Hace poco más de diez años, el movimiento B Corp aterrizó en España impulsado por una idea sencilla pero poderosa: que la empresa puede ser una de las fuerzas más transformadoras para construir un futuro mejor. Desde entonces, B Corp ha hecho crecer esta convicción hasta convertirla en un movimiento capaz de cambiar la manera como entendemos el éxito empresarial. Lo que empezó como una aspiración compartida se ha convertido en una comunidad que demuestra, con hechos, que generar valor económico, social y ambiental a la vez no solo es posible, sino necesario.
En Barcelona se hicieron los primeros pasos, en un entorno especialmente fértil para la innovación social y empresarial. En 2017 se logró el hito de las primeras 50 empresas certificadas, y se impulsaron iniciativas clave como Multiplicadores B y la Academia B: por un lado, una red de profesionales formados para promover los estándares B Corp; por el otro, una comunidad académica dedicada a la investigación sobre este nuevo modelo empresarial. Una vez establecidas las bases del movimiento, en 2019, se consolidó la creación de B Lab Spain como entidad independiente para impulsar el movimiento en todo el país.
El crecimiento se aceleró a partir de 2021. Se lograron las 100 empresas B Corp, se lanzó el manifiesto que reclamaba el reconocimiento legal de las empresas con propósito y se impulsaron iniciativas territoriales como Barcelona+B, reflejo del papel clave que esta ciudad ejerció como espacio de experimentación en esta nueva economía.
El año 2022 marcó un punto de inflexión histórico. Con más de 200 empresas certificadas, el movimiento lideró una movilización ciudadana y empresarial sin precedentes que consiguió la aprobación de las Sociedades de Beneficio e Interés Común (SBIC) dentro de la Ley Crea y Crece. España se situó así en vanguardia europea al reconocer jurídicamente las empresas que integran el impacto social y ambiental en su propósito.
En los años siguientes, la comunidad superó las 250 empresas, se fortaleció el liderazgo empresarial comprometido con el impacto y el movimiento siguió ganando visibilidad social. Campañas de alcance nacional como Se Escribe con B contribuyeron a consolidar una idea que hoy ya forma parte del debate económico: la empresa no puede limitarse a generar beneficios económicos, tiene que maximizar el valor que aporta a la sociedad.
Hemos demostrado que es posible construir una comunidad de empresas con propósito, y ahora esta comunidad está preparada para actuar de manera colectiva y multiplicar su impactoAl cumplirse el décimo aniversario en 2025, la comunidad logró las 334 empresas B Corp, mientras que cerca de 14.000 compañías en España ya utilizaban los estándares del movimiento para medir y mejorar su impacto. . Entre las empresas certificadas, destacan organizaciones tan diversas y reconocidas como Central Lechera Asturiana, Estrella Galicia (Hijos de Rivera), Ferrer, ECOALF o ISDIN. Hoy, una de cada tres personas en el país ya conoce el movimiento B Corp, y el 81% confía en este modelo empresarial.

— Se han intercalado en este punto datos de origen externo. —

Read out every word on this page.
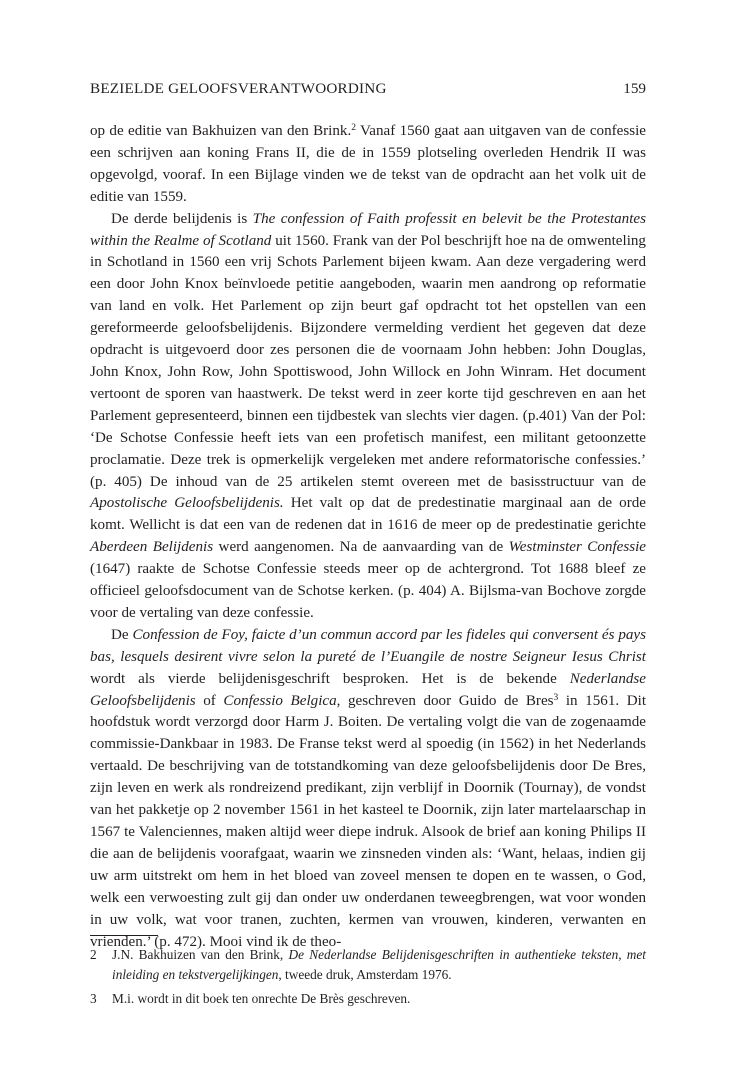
BEZIELDE GELOOFSVERANTWOORDING	159

op de editie van Bakhuizen van den Brink.$^2$ Vanaf 1560 gaat aan uitgaven van de confessie een schrijven aan koning Frans II, die de in 1559 plotseling overleden Hendrik II was opgevolgd, vooraf. In een Bijlage vinden we de tekst van de opdracht aan het volk uit de editie van 1559.

De derde belijdenis is The confession of Faith professit en belevit be the Protestantes within the Realme of Scotland uit 1560. Frank van der Pol beschrijft hoe na de omwenteling in Schotland in 1560 een vrij Schots Parlement bijeen kwam. Aan deze vergadering werd een door John Knox beïnvloede petitie aangeboden, waarin men aandrong op reformatie van land en volk. Het Parlement op zijn beurt gaf opdracht tot het opstellen van een gereformeerde geloofsbelijdenis. Bijzondere vermelding verdient het gegeven dat deze opdracht is uitgevoerd door zes personen die de voornaam John hebben: John Douglas, John Knox, John Row, John Spottiswood, John Willock en John Winram. Het document vertoont de sporen van haastwerk. De tekst werd in zeer korte tijd geschreven en aan het Parlement gepresenteerd, binnen een tijdbestek van slechts vier dagen. (p.401) Van der Pol: ‘De Schotse Confessie heeft iets van een profetisch manifest, een militant getoonzette proclamatie. Deze trek is opmerkelijk vergeleken met andere reformatorische confessies.’ (p. 405) De inhoud van de 25 artikelen stemt overeen met de basisstructuur van de Apostolische Geloofsbelijdenis. Het valt op dat de predestinatie marginaal aan de orde komt. Wellicht is dat een van de redenen dat in 1616 de meer op de predestinatie gerichte Aberdeen Belijdenis werd aangenomen. Na de aanvaarding van de Westminster Confessie (1647) raakte de Schotse Confessie steeds meer op de achtergrond. Tot 1688 bleef ze officieel geloofsdocument van de Schotse kerken. (p. 404) A. Bijlsma-van Bochove zorgde voor de vertaling van deze confessie.

De Confession de Foy, faicte d’un commun accord par les fideles qui conversent és pays bas, lesquels desirent vivre selon la pureté de l’Euangile de nostre Seigneur Iesus Christ wordt als vierde belijdenisgeschrift besproken. Het is de bekende Nederlandse Geloofsbelijdenis of Confessio Belgica, geschreven door Guido de Bres$^3$ in 1561. Dit hoofdstuk wordt verzorgd door Harm J. Boiten. De vertaling volgt die van de zogenaamde commissie-Dankbaar in 1983. De Franse tekst werd al spoedig (in 1562) in het Nederlands vertaald. De beschrijving van de totstandkoming van deze geloofsbelijdenis door De Bres, zijn leven en werk als rondreizend predikant, zijn verblijf in Doornik (Tournay), de vondst van het pakketje op 2 november 1561 in het kasteel te Doornik, zijn later martelaarschap in 1567 te Valenciennes, maken altijd weer diepe indruk. Alsook de brief aan koning Philips II die aan de belijdenis voorafgaat, waarin we zinsneden vinden als: ‘Want, helaas, indien gij uw arm uitstrekt om hem in het bloed van zoveel mensen te dopen en te wassen, o God, welk een verwoesting zult gij dan onder uw onderdanen teweegbrengen, wat voor wonden in uw volk, wat voor tranen, zuchten, kermen van vrouwen, kinderen, verwanten en vrienden.’ (p. 472). Mooi vind ik de theo-

2 J.N. Bakhuizen van den Brink, De Nederlandse Belijdenisgeschriften in authentieke teksten, met inleiding en tekstvergelijkingen, tweede druk, Amsterdam 1976.

3 M.i. wordt in dit boek ten onrechte De Brès geschreven.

Además, el año pasado presentamos la renovación más ambiciosa de nuestros estándares internacionales. A partir de ahora, ser una empresa líder implicará cumplir requisitos obligatorios en en siete grandes temas de impacto, como la acción climática, los derechos humanos, el trabajo justo o la gobernanza de las partes interesadas. Esta transformación marca el inicio de la segunda década de impacto del movimiento B Corp en España: hemos demostrado que es posible construir una comunidad de empresas con propósito, y ahora esta comunidad está preparada para actuar de manera colectiva y multiplicar su impacto.

En 2015 empezábamos este camino con un objetivo claro, muchas incertidumbres e infinidad de retos por delante. Hoy comenzamos esta segunda década del movimiento con la misma ambición, pero con algunas certezas que nos llenan de esperanza: que las empresas que sitúan el propósito en el centro de su actividad han demostrado más capacidad de resiliencia, atracción de talento y confianza, y que impacto y competitividad no son realidades opuestas, sino aliados inseparables. Sobre todo, que en un mundo de recursos finitos y desafíos globales crecientes, la sostenibilidad ya no es un atributo reputacional, si no una ventaja competitiva.
La primera década demostró que las empresas con propósito son posibles. La segunda, que empieza ahora, tiene que demostrar que son imprescindibles.